Mohamed Anwar el-Sadat, Mubarak’s predecessor, was assassinated during a military parade in 1981, from where Mubarak took over power until he was overthrown not long ago. But his fate was no better than Sadat’s. The results of the Egyptian presidential election are set to be unveiled today, however, with both candidates claiming victory, a lengthy political storm looms on the horizon.
In countries struggling with political upheaval, politicians often suffer dramatic ups and downs in their careers. Many had to endure a disgraceful end. Former South Korean president Park Chung-hee was assassinated in 1979. The Gandhi family of India and Bhutto family of Pakistan both had a prime minister killed by opponents. In many Southeast Asian countries, former presidents often face trial soon after they leave office.
How to treat the highest authorities is a challenge for many countries. It is not easy to reach an agreement between politicians and ordinary people. The tragedy often arises from the thinking that a country’s fate is closely related to a particular politician.
The departure of a political strongman sometimes brings new hope to a country, but also leaves one or more generations living in uncertainty. Without a mature system, the nation’s stability is often compromised by an outgoing strongman.
Political strongmen are sometimes an attractive choice for countries mired in upheaval. They can quickly restore public order and guarantee politicians’ personal gain, including security. But it also breeds danger as it is difficult to extend public order and personal gain to the next leader.

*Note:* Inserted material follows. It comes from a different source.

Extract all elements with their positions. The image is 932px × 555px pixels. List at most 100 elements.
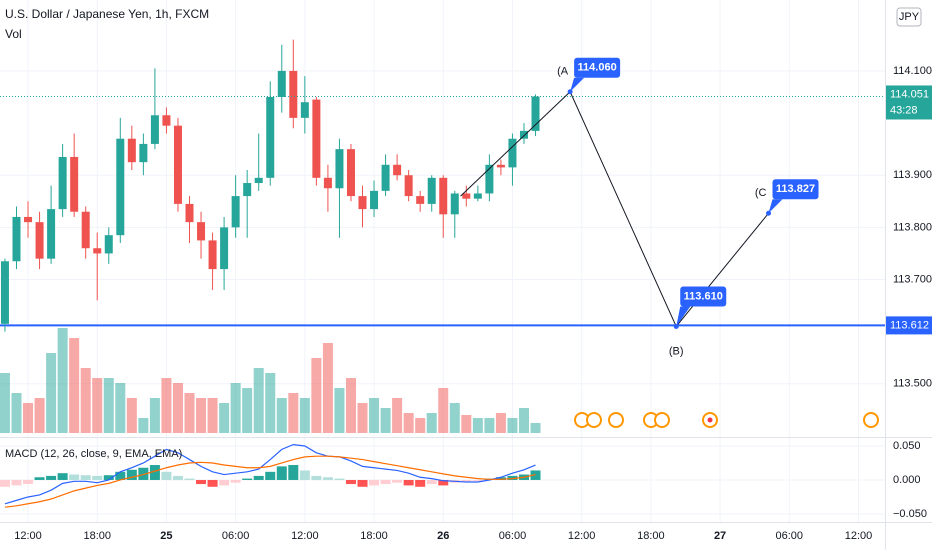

It is easy to uproot a political strongman, but much more difficult to remove the problems associated with strongman politics. The removal of the strongman has to be complemented with tackling these problems.
A high-quality democracy can help a society prosper, but a country with poor democratic politics cannot easily improve sloppy governance, of which strongman politics is only a syndrome. The Western political system has effectively restricted authorities’ power. But now it raises another question of whether a weakened government can lead countries to cope with growing challenges.
How long Mubarak can cling on to life for is not important. His remaining value probably lies in prompting people to ponder how he and Egypt came to such a state today.